We expect the program to be fully funded as we go down the road by the various Malaria not-for-profit vaccine institutes and governmental organizations . I cannot put a number on what the market opportunity is. We all know that Malaria is a pathogen that causes hundreds of cases of Malaria every year. It is the number one infectious disease as Dr. Fries just tells me.

I believe the numbers on the order of their three quarters of a people die annually of Malaria. So it is number one disease. Obviously markets we would be selling the product would be primary low-income markets, and so the pricing would have to reflect that.
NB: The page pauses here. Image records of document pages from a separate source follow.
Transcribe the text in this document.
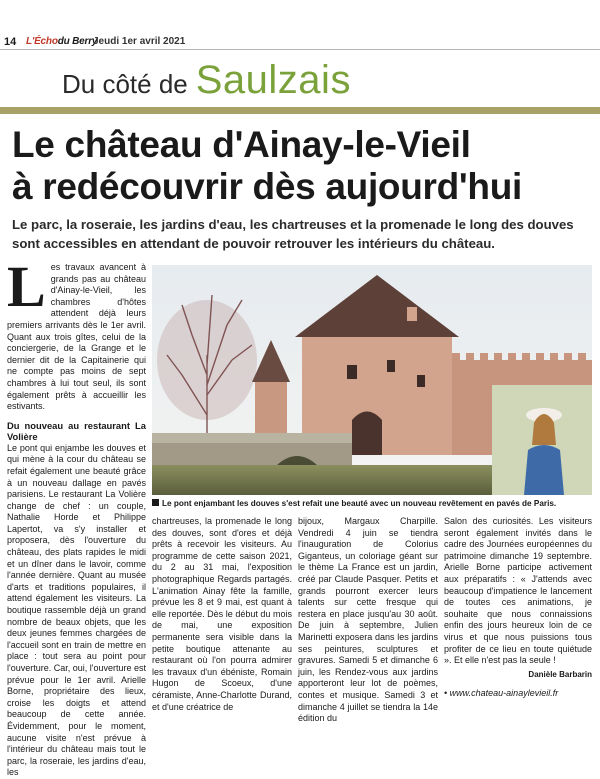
14 L'Échodu Berry
Jeudi 1er avril 2021
Du côté de Saulzais
Le château d'Ainay-le-Vieil
à redécouvrir dès aujourd'hui
Le parc, la roseraie, les jardins d'eau, les chartreuses et la promenade le long des douves sont accessibles en attendant de pouvoir retrouver les intérieurs du château.
L es travaux avancent à grands pas au château d'Ainay-le-Vieil, les chambres d'hôtes attendent déjà leurs premiers arrivants dès le 1er avril. Quant aux trois gîtes, celui de la conciergerie, de la Grange et le dernier dit de la Capitainerie qui ne compte pas moins de sept chambres à lui tout seul, ils sont également prêts à accueillir les estivants.

Du nouveau au restaurant La Volière

Le pont qui enjambe les douves et qui mène à la cour du château se refait également une beauté grâce à un nouveau dallage en pavés parisiens. Le restaurant La Volière change de chef : un couple, Nathalie Horde et Philippe Lapertot, va s'y installer et proposera, dès l'ouverture du château, des plats rapides le midi et un dîner dans le lavoir, comme l'année dernière. Quant au musée d'arts et traditions populaires, il attend également les visiteurs. La boutique rassemble déjà un grand nombre de beaux objets, que les deux jeunes femmes chargées de l'accueil sont en train de mettre en place : tout sera au point pour l'ouverture. Car, oui, l'ouverture est prévue pour le 1er avril. Arielle Borne, propriétaire des lieux, croise les doigts et attend beaucoup de cette année. Évidemment, pour le moment, aucune visite n'est prévue à l'intérieur du château mais tout le parc, la roseraie, les jardins d'eau, les

Le pont enjambant les douves s'est refait une beauté avec un nouveau revêtement en pavés de Paris.

chartreuses, la promenade le long des douves, sont d'ores et déjà prêts à recevoir les visiteurs. Au programme de cette saison 2021, du 2 au 31 mai, l'exposition photographique Regards partagés. L'animation Ainay fête la famille, prévue les 8 et 9 mai, est quant à elle reportée. Dès le début du mois de mai, une exposition permanente sera visible dans la petite boutique attenante au restaurant où l'on pourra admirer les travaux d'un ébéniste, Romain Hugon de Scoeux, d'une céramiste, Anne-Charlotte Durand, et d'une créatrice de

bijoux, Margaux Charpille. Vendredi 4 juin se tiendra l'inauguration de Colorius Giganteus, un coloriage géant sur le thème La France est un jardin, créé par Claude Pasquer. Petits et grands pourront exercer leurs talents sur cette fresque qui restera en place jusqu'au 30 août. De juin à septembre, Julien Marinetti exposera dans les jardins ses peintures, sculptures et gravures. Samedi 5 et dimanche 6 juin, les Rendez-vous aux jardins apporteront leur lot de poèmes, contes et musique. Samedi 3 et dimanche 4 juillet se tiendra la 14e édition du

Salon des curiosités. Les visiteurs seront également invités dans le cadre des Journées européennes du patrimoine dimanche 19 septembre. Arielle Borne participe activement aux préparatifs : « J'attends avec beaucoup d'impatience le lancement de toutes ces animations, je souhaite que nous connaissions enfin des jours heureux loin de ce virus et que nous puissions tous profiter de ce lieu en toute quiétude ». Et elle n'est pas la seule !

Danièle Barbarin
• www.chateau-ainaylevieil.fr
There are lots of organizations who would like to support the distribution of a Malaria vaccine in Africa and India.

Excellent. That is really helpful.

Thank you. And with that I am showing no further questions. I would like to turn it back to Mr. Hermann for any further comments.

I will -- this is Stan. Thank you all for listening in. We look forward to reporting to you next quarter.

And again, thank you ladies and gentlemen for joining today's conference. You may now disconnect. Have a great day.